Ancora oggi ci sono tantissimi appassionati di band progressive quali Gentle Giant, King Crimson, Banco, PFM, Area, oppure di musicisti sperimentali quali Diamanda Galàs, Stockhausen o Popol Vuh. Un universo musicale ricchissimo, emotivamente e culturalmente, fatto di invenzione, composizione, espressione, tanto studio, tanta tecnica e tanta, tanta visionarietà.

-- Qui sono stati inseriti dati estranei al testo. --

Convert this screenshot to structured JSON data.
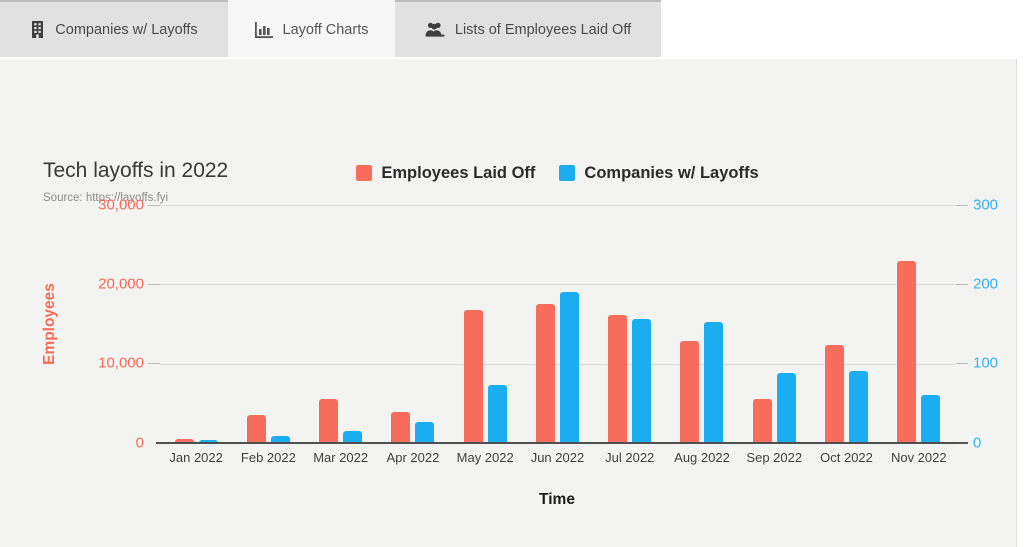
{
  "tabs": [
    {
      "label": "Companies w/ Layoffs",
      "icon": "building-icon",
      "active": false
    },
    {
      "label": "Layoff Charts",
      "icon": "bar-chart-icon",
      "active": true
    },
    {
      "label": "Lists of Employees Laid Off",
      "icon": "people-icon",
      "active": false
    }
  ],
  "header": {
    "title": "Tech layoffs in 2022",
    "source": "Source: https://layoffs.fyi"
  },
  "chart_data": {
    "type": "bar",
    "title": "Tech layoffs in 2022",
    "categories": [
      "Jan 2022",
      "Feb 2022",
      "Mar 2022",
      "Apr 2022",
      "May 2022",
      "Jun 2022",
      "Jul 2022",
      "Aug 2022",
      "Sep 2022",
      "Oct 2022",
      "Nov 2022"
    ],
    "series": [
      {
        "name": "Employees Laid Off",
        "axis": "left",
        "color": "#f86c5b",
        "values": [
          500,
          3500,
          5600,
          3900,
          16800,
          17500,
          16100,
          12800,
          5600,
          12300,
          22900
        ]
      },
      {
        "name": "Companies w/ Layoffs",
        "axis": "right",
        "color": "#1badf2",
        "values": [
          4,
          9,
          15,
          27,
          73,
          190,
          156,
          152,
          88,
          91,
          60
        ]
      }
    ],
    "xlabel": "Time",
    "left_axis": {
      "label": "Employees",
      "color": "#f66b57",
      "max": 30000,
      "ticks": [
        "30,000",
        "20,000",
        "10,000",
        "0"
      ]
    },
    "right_axis": {
      "label": "",
      "color": "#31b4f2",
      "max": 300,
      "ticks": [
        "300",
        "200",
        "100",
        "0"
      ]
    },
    "grid": true,
    "legend_position": "top-center"
  }
}
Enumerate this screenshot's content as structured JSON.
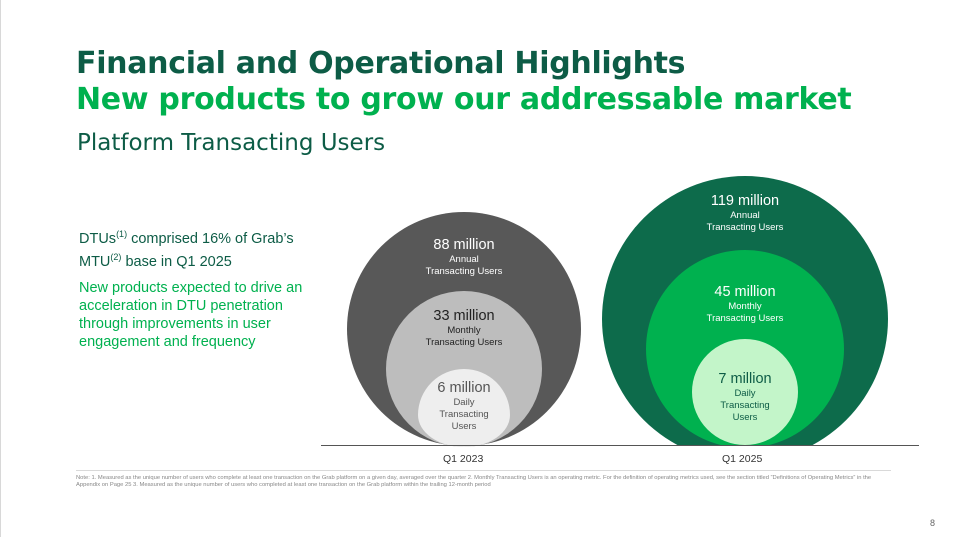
{
  "header": {
    "title_line1": "Financial and Operational Highlights",
    "title_line2": "New products to grow our addressable market",
    "section_title": "Platform Transacting Users"
  },
  "left_text": {
    "p1_a": "DTUs",
    "p1_sup1": "(1)",
    "p1_b": " comprised 16% of Grab’s MTU",
    "p1_sup2": "(2)",
    "p1_c": " base in Q1 2025",
    "p2": "New products expected to drive an acceleration in DTU penetration through improvements in user engagement and frequency"
  },
  "chart_data": {
    "type": "nested-circles",
    "categories": [
      "Q1 2023",
      "Q1 2025"
    ],
    "groups": [
      {
        "period": "Q1 2023",
        "annual": {
          "value_label": "88 million",
          "label_line1": "Annual",
          "label_line2": "Transacting Users",
          "value": 88
        },
        "monthly": {
          "value_label": "33 million",
          "label_line1": "Monthly",
          "label_line2": "Transacting Users",
          "value": 33
        },
        "daily": {
          "value_label": "6 million",
          "label_line1": "Daily",
          "label_line2": "Transacting",
          "label_line3": "Users",
          "value": 6
        }
      },
      {
        "period": "Q1 2025",
        "annual": {
          "value_label": "119 million",
          "label_line1": "Annual",
          "label_line2": "Transacting Users",
          "value": 119
        },
        "monthly": {
          "value_label": "45 million",
          "label_line1": "Monthly",
          "label_line2": "Transacting Users",
          "value": 45
        },
        "daily": {
          "value_label": "7 million",
          "label_line1": "Daily",
          "label_line2": "Transacting",
          "label_line3": "Users",
          "value": 7
        }
      }
    ],
    "colors": {
      "q2023_outer": "#585858",
      "q2023_middle": "#bdbdbd",
      "q2023_inner": "#eeeeee",
      "q2025_outer": "#0d6b4b",
      "q2025_middle": "#00b14f",
      "q2025_inner": "#c3f5c9"
    }
  },
  "footnote": "Note: 1. Measured as the unique number of users who complete at least one transaction on the Grab platform on a given day, averaged over the quarter 2. Monthly Transacting Users is an operating metric. For the definition of operating metrics used, see the section titled “Definitions of Operating Metrics” in the Appendix on Page 25 3. Measured as the unique number of users who completed at least one transaction on the Grab platform within the trailing 12-month period",
  "page_number": "8"
}
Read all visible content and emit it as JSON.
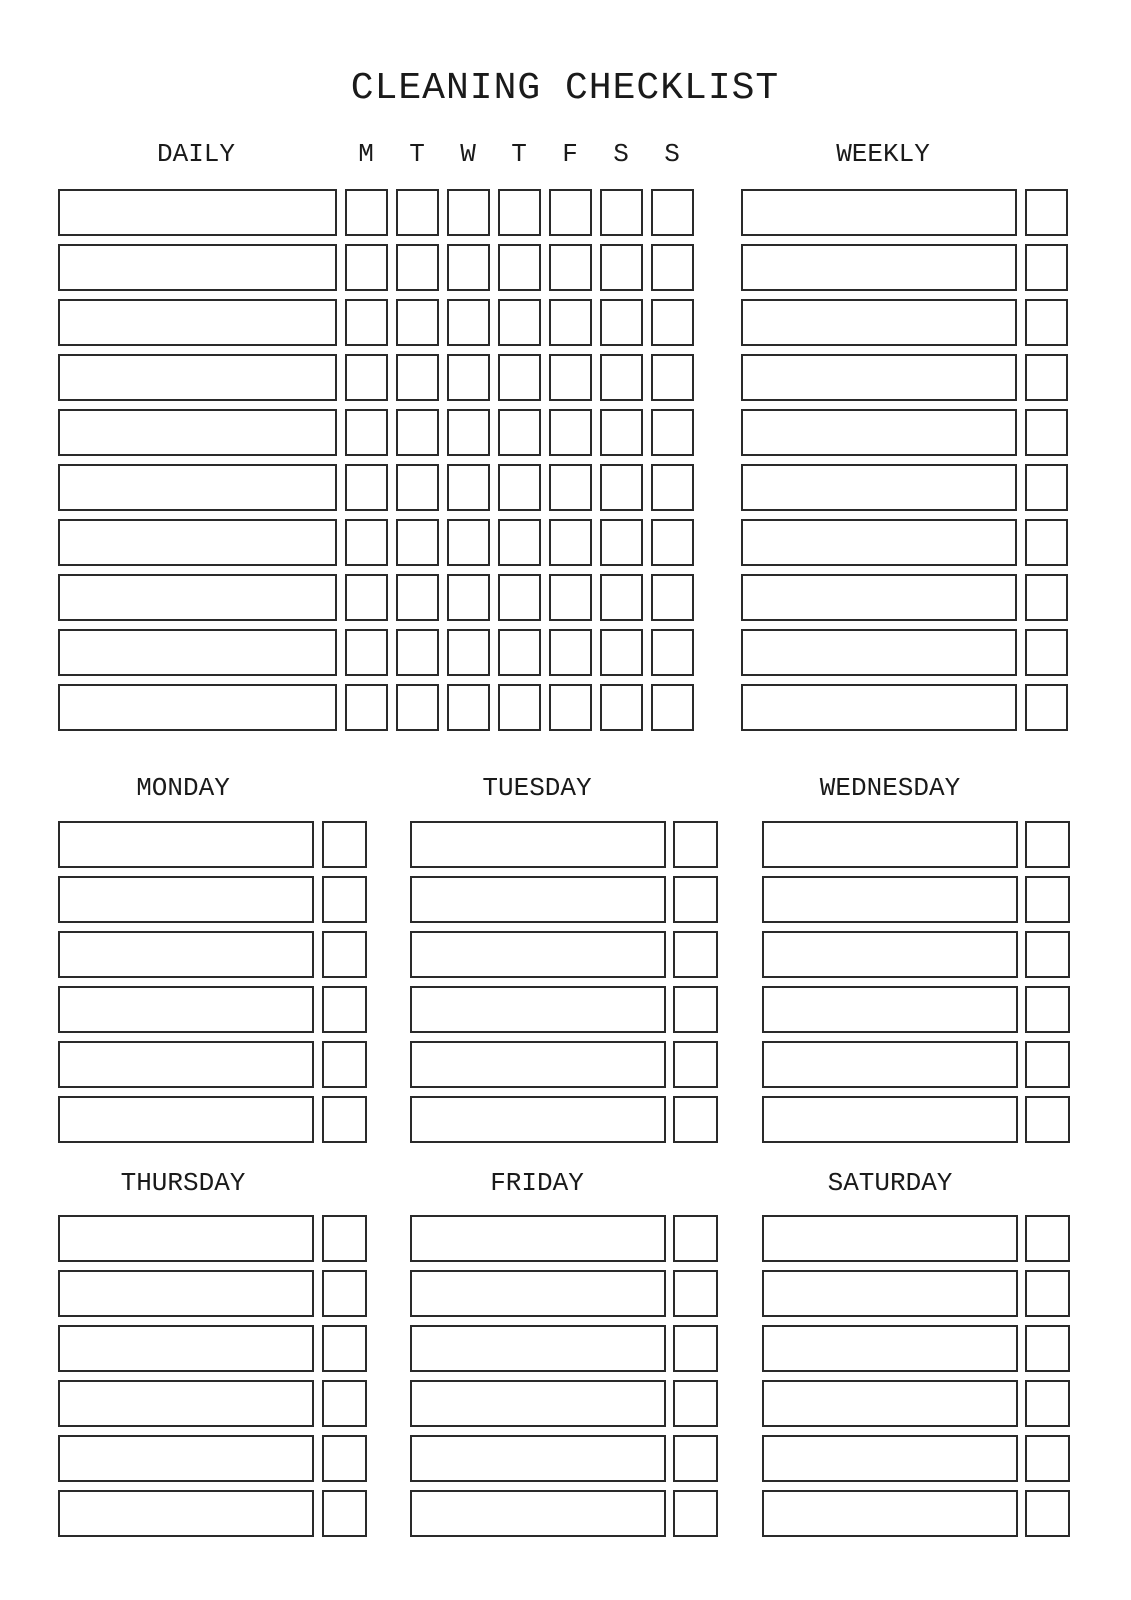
{
  "title": "CLEANING CHECKLIST",
  "daily": {
    "heading": "DAILY",
    "days": [
      "M",
      "T",
      "W",
      "T",
      "F",
      "S",
      "S"
    ]
  },
  "weekly": {
    "heading": "WEEKLY"
  },
  "days": [
    "MONDAY",
    "TUESDAY",
    "WEDNESDAY",
    "THURSDAY",
    "FRIDAY",
    "SATURDAY"
  ]
}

PSIC festival è dedicato a loro, offrendo uno spazio di ascolto di grande fascino: un teatro storico che esalta gli elementi musicali e scenografici.

PSIC va a completare proposta musicale dei tanti festival italiani, spesso più vicini al pop, al jazz, al blues, al metal rock o al folk, e anima con proposte di qualità la stagione invernale, più povera di programmazioni musicali.

 

Un evento che interesserà un pubblico di tutte le età, composto sia da musicisti che da estimatori del genere, offrendo un nuovo momento di incontro e scambio. Per il pubblico giovanile sarà l’occasione di ascoltare buona musica, diversa rispetto agli stili più in voga in questo momento, in uno spazio di qualità come può esserlo un teatro storico.

Gli artisti della prima edizione di PSIC Festival

Sabato 12 Marzo, l’apertura del festival è alle 17.30 con una conversazione di Donato Zoppo, uno dei maggiori esperti italiani del genere prog, che introdurrà il festival delineando i contorni storici ed estetici di questo movimento musicale. Il primo concerto sarà alle 21.30 con la violoncellista americana Julia Kent e il chitarrista torinese Paolo Spaccamonti, per un live tra elettronica e ambient, con atmosfere epiche e narrative.

Domenica 13 Marzo, ore 17.30 Glincolti giovane band veneta che propone uno psico- rock-prog strumentale con alto tasso di virtuosismo e forti influenze provenienti dal rock progressivo italiano anni 70.

Giovedì 17 Marzo, ore 21.30 il palco si trasforma in spazio alchemico per Lili Refrain, performer e chitarrista romana. La sorprendente padronanza tecnico-espressiva nell’uso dei loop le permetton, solo con voce e chitarra, di creare potenti paesaggi sonori che mescolano l’ambient minimalista alla psichedelia blues, il metal all’opera lirica.

Venerdì 18 Marzo, ore 21.30, ultimo concerto con La fabbrica dell’assoluto che presenta il primo concept album appena uscito “1984-L’ultimo uomo d’Europa” che, come da tradizione del progressive, più che semplici canzoni propone mini suite e lunghi brani di rock-sinfonico.

Durante le 4 serate del festival, nel foyer del teatro sarà allestita una mostra di opere d’arte e maschere realizzate da Gianmarco Bordi e FaMaschere. Le stesse maschere sono utilizzate nelle visionarie creazioni fotografiche di Tito Gargamelli che verranno proiettate in sala prima dell’inizio dei concerti, accompagnate dalle colonne sonore di artisti ricercatori di sonorità, quali Angelo Secondini, Alex Savelli e il trio Radical Improvvisation di Binotti, Bianchi e Esposito.

Biglietti

Posto unico 10,00 € – Abbonamento a 4 concerti a 30,00 € – Prevendite www.liveticket.it.